18 August 2016 | Focus | Thomas Peacock

It’s finally here, that day you’ve worked hard for and agonised over – A level results day. Your stomach is in knots of anticipation over what your future holds. Will you get the grades you need to go to the university of your choice? Will you have to rethink your chosen career path? Either way, you’ll have to make some big decisions over the coming days which will greatly influence your route to employment.

As you reach for the envelope, take a deep breath and consider the following: There are lots of different pathways in life to achieve your dreams. Here are our top 5 tips on how to make the most out of the results you’ve achieved:

1. Don’t panic: get advice, and lots of it

There are lots of people who will give you advice, but what you need is advice from people who know the job market and the education system required to set your sails on the right course. Talk to teachers, talk to careers advisers, talk to lecturers in university and colleges so that you can make an informed decision. You can also go on short courses that will help you decide what options are available and whether you should go down the route of trying to get a job, getting an apprenticeship or going to university.

2. Which university or college?

Deciding on what course you want to take at university is something you may have been considering for some time now, but it’s only when you have those results in your hands that the reality starts to hit. If you’re lucky and have achieved the grades you needed, you’ll be able to pick the course and university that most appeals to you. Whatever you do, don’t pick a course just because your friends are doing it. Everyone starts off new at university, so you won’t be alone! What’s more important is focusing on what your end goal is and whether the course you’re doing will give you the option to enter that career. One way to decide is to check the university rankings which show how well regarded the university is in the field that you are going to be studying.

3. Should I find a job?

Given that 49% of university graduates believe that they could have reached where they are in their career without a degree it’s not surprising that you may consider entering the workplace immediately. The issue here is that youth unemployment is at an all-time high in the last 20 years standing at almost 15%, so getting on the job ladder and progressing up may not be easy in the current market, especially in the wake of Brexit when recruitment is also down. However, students that are practical learners may thrive more in the real world where they are given “on the job” training, in an environment where they can develop these skills. The only downside to this is you won’t have a degree qualification in your chosen field which you can use to your advantage throughout your career, should you decide to change sector.

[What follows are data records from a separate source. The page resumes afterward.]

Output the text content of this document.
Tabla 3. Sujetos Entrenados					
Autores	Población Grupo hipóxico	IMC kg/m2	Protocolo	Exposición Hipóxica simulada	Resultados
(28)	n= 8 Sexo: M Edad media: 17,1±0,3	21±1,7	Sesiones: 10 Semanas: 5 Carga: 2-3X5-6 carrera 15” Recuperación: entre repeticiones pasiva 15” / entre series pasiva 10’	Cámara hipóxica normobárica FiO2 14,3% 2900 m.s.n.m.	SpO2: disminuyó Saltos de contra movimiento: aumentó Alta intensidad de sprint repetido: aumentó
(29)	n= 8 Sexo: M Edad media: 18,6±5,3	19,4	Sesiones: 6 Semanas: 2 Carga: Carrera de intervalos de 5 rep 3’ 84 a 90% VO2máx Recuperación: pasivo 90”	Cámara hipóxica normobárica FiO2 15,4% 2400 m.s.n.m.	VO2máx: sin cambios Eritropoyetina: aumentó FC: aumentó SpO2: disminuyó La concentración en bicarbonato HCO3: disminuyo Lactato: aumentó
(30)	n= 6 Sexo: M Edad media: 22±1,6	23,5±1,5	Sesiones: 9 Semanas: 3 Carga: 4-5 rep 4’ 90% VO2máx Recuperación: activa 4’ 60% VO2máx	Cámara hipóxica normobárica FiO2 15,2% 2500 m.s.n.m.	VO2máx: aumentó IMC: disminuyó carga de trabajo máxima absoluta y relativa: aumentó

4. Should I find an apprenticeship?

Deciding on a practical apprenticeship is something only you can do. Recent research revealed that apprentices can earn up to 4 times as much as graduates, and they also get to skip university fees and the debt that goes along with university study which is a very attractive proposition. However, you must bear in mind that if you opt for an apprenticeship in plumbing, joinery, electrical engineering etc, that it will be in this field, and this field only, in which you will be trained, so if you were to change your mind about the sector, relying on the skills learnt as an apprentice will make it much harder to switch career paths. It is important to remember that trainees will face similar worries to graduates in that they also lack the finer business skills required to negotiate with clients, run a business and add immediate value which is a critical need for employers.

5. Should I repeat?

Just because you may have failed to reach the grade that you expected, now is not the time to give up! There are many options open to you from the university clearing process where lower grades will be considered for similar courses. Other universities other than your first choice may accept your grades. It may just be that you struggle with exams, not that you aren’t capable! Often students find that they’re more suited to coursework and a vocational course can lead to the same career as a more academic route, so college can be a good halfway house between school and university.

Either way, it’s important to take time to think about your future. Think about what it is you want to be doing in ten years’ time; what is it and who is it you would like to be? When you introduce yourself to people, what would you be proud to say you do and what steps do you have to take to make that dream come true?

Remember, it’s not the end of the world if you don’t get the results you want, need or expected. What’s important is that you make the right choices for you, and you enjoy embarking on a new journey gaining the business skills you need to climb the ladder to your dream career!